NASA is negotiating an agreement with Russia in which NASA astronauts would continue to ride on the Soyuz in exchange for Russian astronauts going to space in SpaceX and Boeing capsules. In that arrangement, no money would be exchanged, but it would help ensure that astronauts would be familiar with all of the equipment.

The announcement has also come as bilateral tensions have grown between the United States and Russia. Last week, President Biden formally blamed Moscow for hacking operations and placed sanctions on Russian entities. Russia has also entered into an agreement with China to work toward a lunar base in the coming decade.

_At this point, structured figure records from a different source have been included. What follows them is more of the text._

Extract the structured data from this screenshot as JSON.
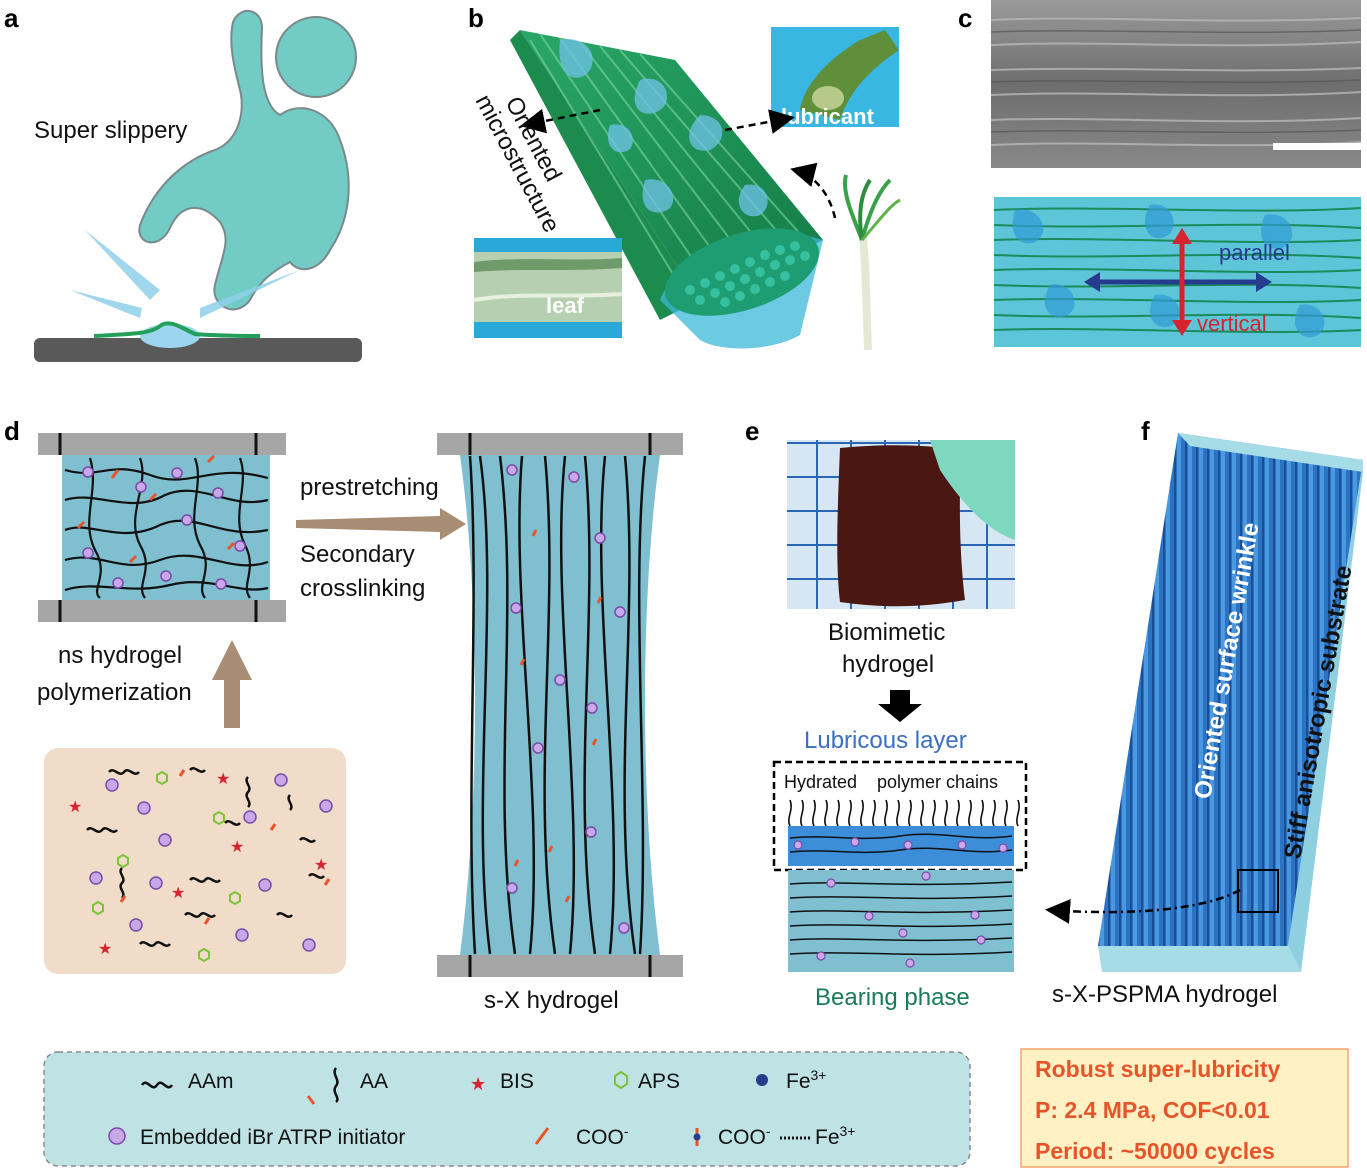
{
  "panels": {
    "a": {
      "letter": "a",
      "label": "Super slippery"
    },
    "b": {
      "letter": "b",
      "oriented_line1": "Oriented",
      "oriented_line2": "microstructure",
      "lubricant": "lubricant",
      "leaf": "leaf"
    },
    "c": {
      "letter": "c",
      "parallel": "parallel",
      "vertical": "vertical"
    },
    "d": {
      "letter": "d",
      "prestretching": "prestretching",
      "secondary_line1": "Secondary",
      "secondary_line2": "crosslinking",
      "ns_line1": "ns hydrogel",
      "ns_line2": "polymerization",
      "sx_label": "s-X hydrogel"
    },
    "e": {
      "letter": "e",
      "biomimetic_line1": "Biomimetic",
      "biomimetic_line2": "hydrogel",
      "lubricous_layer": "Lubricous layer",
      "hydrated": "Hydrated",
      "polymer_chains": "polymer chains",
      "bearing_phase": "Bearing phase"
    },
    "f": {
      "letter": "f",
      "wrinkle": "Oriented surface wrinkle",
      "substrate": "Stiff anisotropic substrate",
      "pspma_label": "s-X-PSPMA hydrogel"
    }
  },
  "legend": {
    "aam": "AAm",
    "aa": "AA",
    "bis": "BIS",
    "aps": "APS",
    "fe": "Fe",
    "fe_sup": "3+",
    "initiator": "Embedded iBr ATRP initiator",
    "coo": "COO",
    "coo_sup": "-",
    "coo_fe": "COO",
    "coo_fe_sup": "-",
    "coo_fe_ion": "Fe",
    "coo_fe_ion_sup": "3+"
  },
  "robust": {
    "line1": "Robust super-lubricity",
    "line2": "P: 2.4 MPa, COF<0.01",
    "line3": "Period: ~50000 cycles"
  },
  "colors": {
    "hydrogel_blue": "#7fbfd0",
    "leaf_green": "#2e9e5a",
    "accent_orange": "#e8542a",
    "dark_blue": "#253b8e",
    "red": "#d6232e",
    "mix_bg": "#f0dcc8",
    "legend_bg": "#bfe3e5",
    "robust_bg": "#fff1c4"
  }
}
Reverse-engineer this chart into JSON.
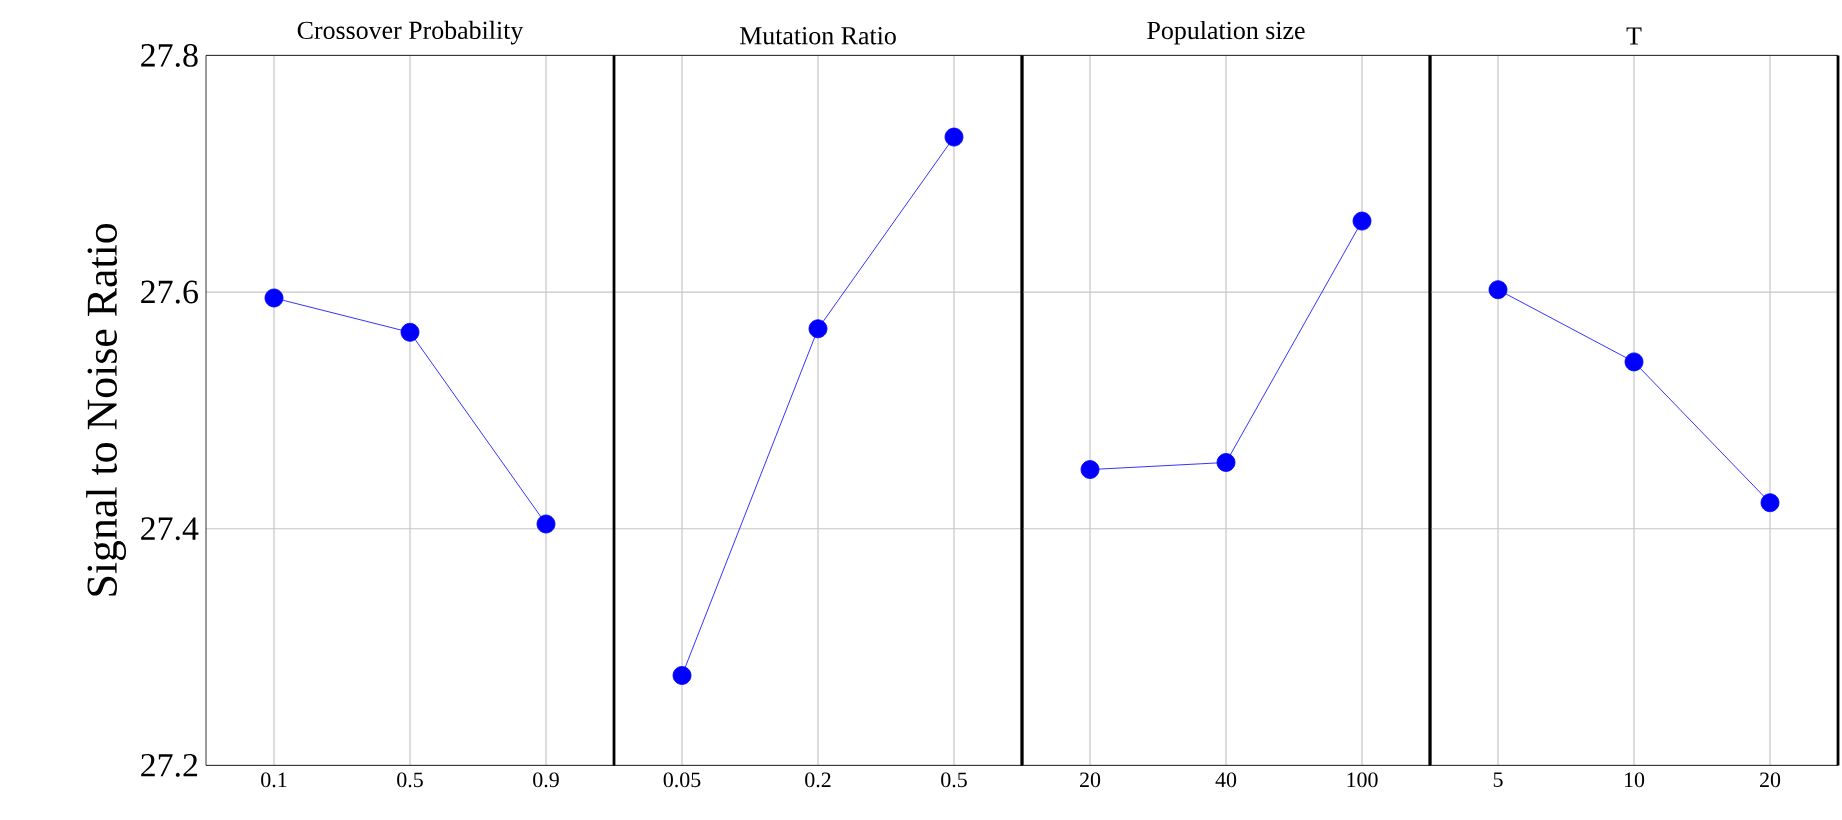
{
  "chart_data": [
    {
      "type": "line",
      "title": "Crossover Probability",
      "ylabel": "Signal to Noise Ratio",
      "categories": [
        "0.1",
        "0.5",
        "0.9"
      ],
      "series": [
        {
          "color": "#0000ff",
          "values": [
            27.595,
            27.566,
            27.404
          ]
        }
      ],
      "ylim": [
        27.2,
        27.8
      ],
      "yticks": [
        27.2,
        27.4,
        27.6,
        27.8
      ],
      "grid": true,
      "marker": "circle"
    },
    {
      "type": "line",
      "title": "Mutation Ratio",
      "categories": [
        "0.05",
        "0.2",
        "0.5"
      ],
      "series": [
        {
          "color": "#0000ff",
          "values": [
            27.276,
            27.569,
            27.731
          ]
        }
      ],
      "ylim": [
        27.2,
        27.8
      ],
      "yticks": [
        27.2,
        27.4,
        27.6,
        27.8
      ],
      "grid": true,
      "marker": "circle",
      "tick_labels": "x"
    },
    {
      "type": "line",
      "title": "Population size",
      "categories": [
        "20",
        "40",
        "100"
      ],
      "series": [
        {
          "color": "#0000ff",
          "values": [
            27.45,
            27.456,
            27.66
          ]
        }
      ],
      "ylim": [
        27.2,
        27.8
      ],
      "yticks": [
        27.2,
        27.4,
        27.6,
        27.8
      ],
      "grid": true,
      "marker": "circle",
      "tick_labels": "x"
    },
    {
      "type": "line",
      "title": "T",
      "categories": [
        "5",
        "10",
        "20"
      ],
      "series": [
        {
          "color": "#0000ff",
          "values": [
            27.602,
            27.541,
            27.422
          ]
        }
      ],
      "ylim": [
        27.2,
        27.8
      ],
      "yticks": [
        27.2,
        27.4,
        27.6,
        27.8
      ],
      "grid": true,
      "marker": "circle",
      "tick_labels": "x"
    }
  ]
}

Still, cooperation between the two countries in space goes back decades before the Soviet Union fell apart. Even in 1975, during the Cold War, NASA and Soviet spacecraft docked in orbit, and the astronauts greeted each other. Later, American space shuttles flew to the Russian Mir space station, and several NASA astronauts lived aboard Mir.

Astronauts have lived on the International Space Station continuously for more than 20 years. Because the Crew Dragon has four seats for astronauts, one more than the Russian Soyuz has, the size of the space station crew is now seven most of the time. (For a few days after Crew-2 arrives, the population in space will be up to 11 until the Crew-1 astronauts return to Earth on April 28.)

The astronauts’ work on the space station is split between maintaining the station and conducting scientific experiments that take advantage of the near zero-gravity environment.

One maintenance priority for the new crew, NASA says, is installing new flexible and compact solar arrays to power the station, which has long been powered by rigid arrays.

They also exercise on average two hours a day, which helps counteract the physical consequences of space like the atrophying of muscles and draining of bone density.

Jared Isaacman, left, a 38-year-old billionaire, has bought a rocket ride to orbit from SpaceX. Accompanying him on the trip will be Hayley Arceneaux, Sian Proctor and Christopher Sembroski.
SpaceX

Not everyone in a Crew Dragon will be a professional astronaut. Jared Isaacman, a 38-year-old billionaire, has purchased a launch that is to take off as soon as September. Three other people will join him on what is to be the first all-civilian trip to orbit, which he calls Inspiration4.

In assembling the crew, Mr. Isaacman sought to bring together a group of people more diverse than have traditionally become astronauts. The other three people are Hayley Arceneaux, who is a cancer survivor and who, at 30, is to become the youngest American to go to space; Chris Sembroski, a longtime space enthusiast who works for Lockheed Martin; and Sian Proctor, a community college professor who was close to being selected as a NASA astronaut in 2009.

Two companies, Axiom Space and Space Adventures, say they also have agreements with SpaceX to take tourists to orbit. The Axiom trip, which will take its four passengers for a stay at the space station, will launch no earlier than January.